PDA

View Full Version : Yfull - Accuracy of Estimated Dates



discreetmaverick
06-19-2021, 02:50 PM
As dates estimated by Yfull plays a significant role from validating a claimed historical event to assessing the genetic impact of a historical event/s.



How accurate are the dates as estimated by Yfull for various clades ?
Any cases were they had underestimated or overestimated by small time frame to large discrepancy ?
Are there options to validate accuracy of estimation ?

JMcB
06-19-2021, 05:43 PM
All age estimations have to be considered within the parameters of their Confidence Intervals which are usually quite wide.


For example, the age estimation for my branch is 225 ybp (or 1795). Our genealogical records indicate that none of us share a common ancestor after 1720. Although, other measurements are pointing to a common ancestor who lived in the 1600s


YFull’s CI give us a range of dates as follows: TMRCA CI 95% 400<->100 ybp
(Or 1620 - 1920)

All in all, I would say they’ve done about as well as can be expected but there’s still a lot of leeway there. Which we have been able to narrowed down using genealogical records.


https://www.yfull.com/tree/I-A13242/



If I go further back in time to an earlier branch the ranges are naturally even wider:

TMRCA 1150 ybp (Or 870 AD)

formed CI 95% 2400<->1400 ybp, TMRCA CI 95% 1650<->700 ybp
(Or Formed 380 BC - 620 AD, TMRCA 370 AD - 1320 AD)

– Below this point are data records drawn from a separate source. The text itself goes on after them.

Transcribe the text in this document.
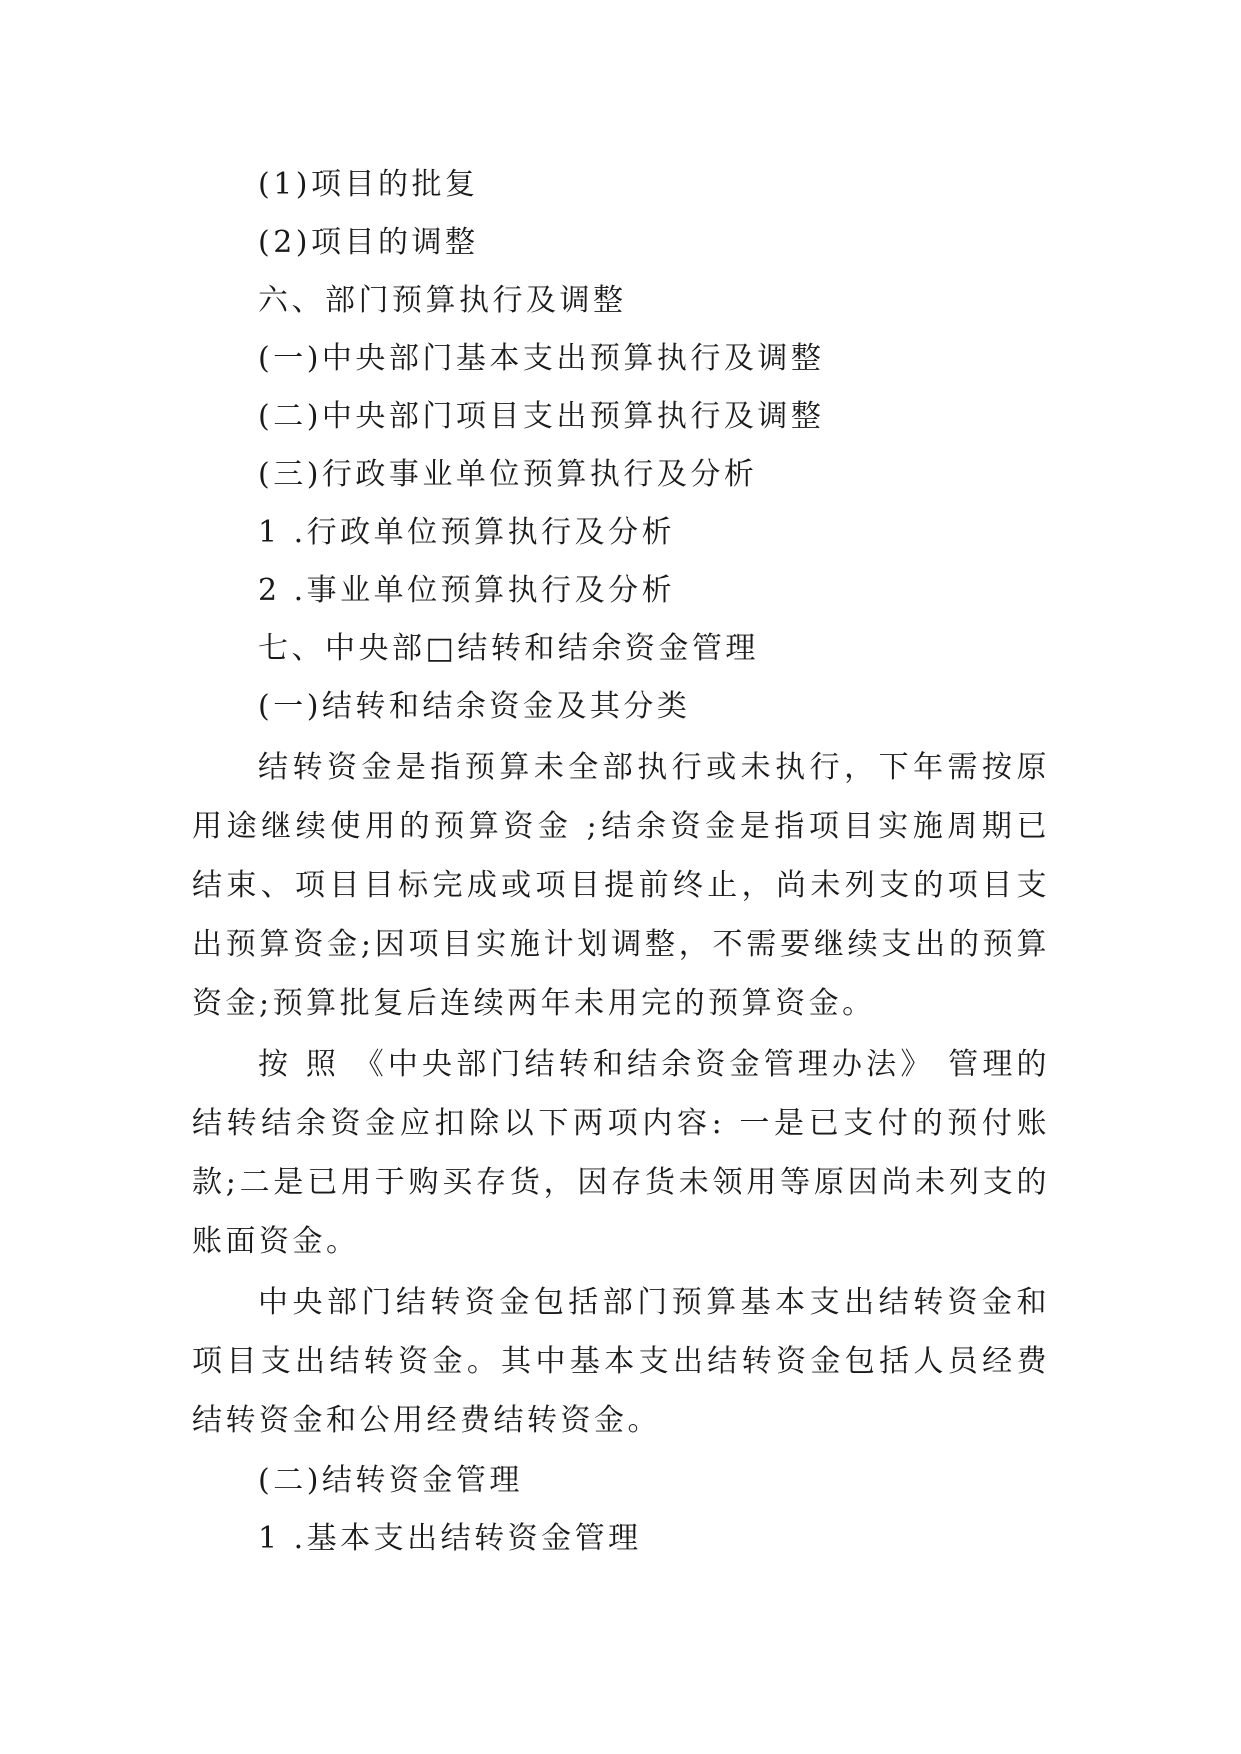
(1)项目的批复

(2)项目的调整

六、部门预算执行及调整

(一)中央部门基本支出预算执行及调整

(二)中央部门项目支出预算执行及调整

(三)行政事业单位预算执行及分析

1 .行政单位预算执行及分析

2 .事业单位预算执行及分析

七、中央部□结转和结余资金管理

(一)结转和结余资金及其分类

结转资金是指预算未全部执行或未执行，下年需按原用途继续使用的预算资金 ;结余资金是指项目实施周期已结束、项目目标完成或项目提前终止，尚未列支的项目支出预算资金;因项目实施计划调整，不需要继续支出的预算资金;预算批复后连续两年未用完的预算资金。

按 照 《中央部门结转和结余资金管理办法》 管理的结转结余资金应扣除以下两项内容: 一是已支付的预付账款;二是已用于购买存货，因存货未领用等原因尚未列支的账面资金。

中央部门结转资金包括部门预算基本支出结转资金和项目支出结转资金。其中基本支出结转资金包括人员经费结转资金和公用经费结转资金。

(二)结转资金管理

1 .基本支出结转资金管理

https://www.yfull.com/tree/I-A13248/



Here’s an approximate visualization of the above. Although, the formed date has slightly change since I did this:


45238

deadly77
06-20-2021, 09:52 AM
I'd agree with JMcB on this - most people just look at the midpoint of the age estimate listed on YFull's tree without considering the spread of the 95% confidence interval (found by hovering your cursor over the date). Within this confidence interval, it's fair to say that the TMRCA age estimates are accurate, but imprecise (these two criteria often seem to be conflated, but really shouldn't be). With the caveat that 5% of samples fall outside the 95% confidence interval.

discreetmaverick
06-21-2021, 09:49 PM
FWIW - I am now permanently in YFull's Y-Tree, representing (for now) the R-BY160158 line. I have also messaged the unknown sample YF17019 who shares the same line as me within ~1900 years. I will update this thread when/if the person responds with his paternal origin. The other sample is a Tamil Srilankan from 1000Genomes, so effectively anonymous.

37492


YFull just increased my paternal line's TMRCA by 1000 years. So, instead of 1900ybp, as it was earlier, it is now 2900ybp.

https://www.yfull.com/tree/R-BY160158/



Continuing here,

That is really a large discrepancy of 1000 Years, did Y full provide explanation for such a large error in estimation?

Can this be independently verified ?

JMcB
06-21-2021, 11:47 PM
Continuing here,

That is really a large discrepancy of 1000 Years, did Y full provide explanation for such a large error in estimation?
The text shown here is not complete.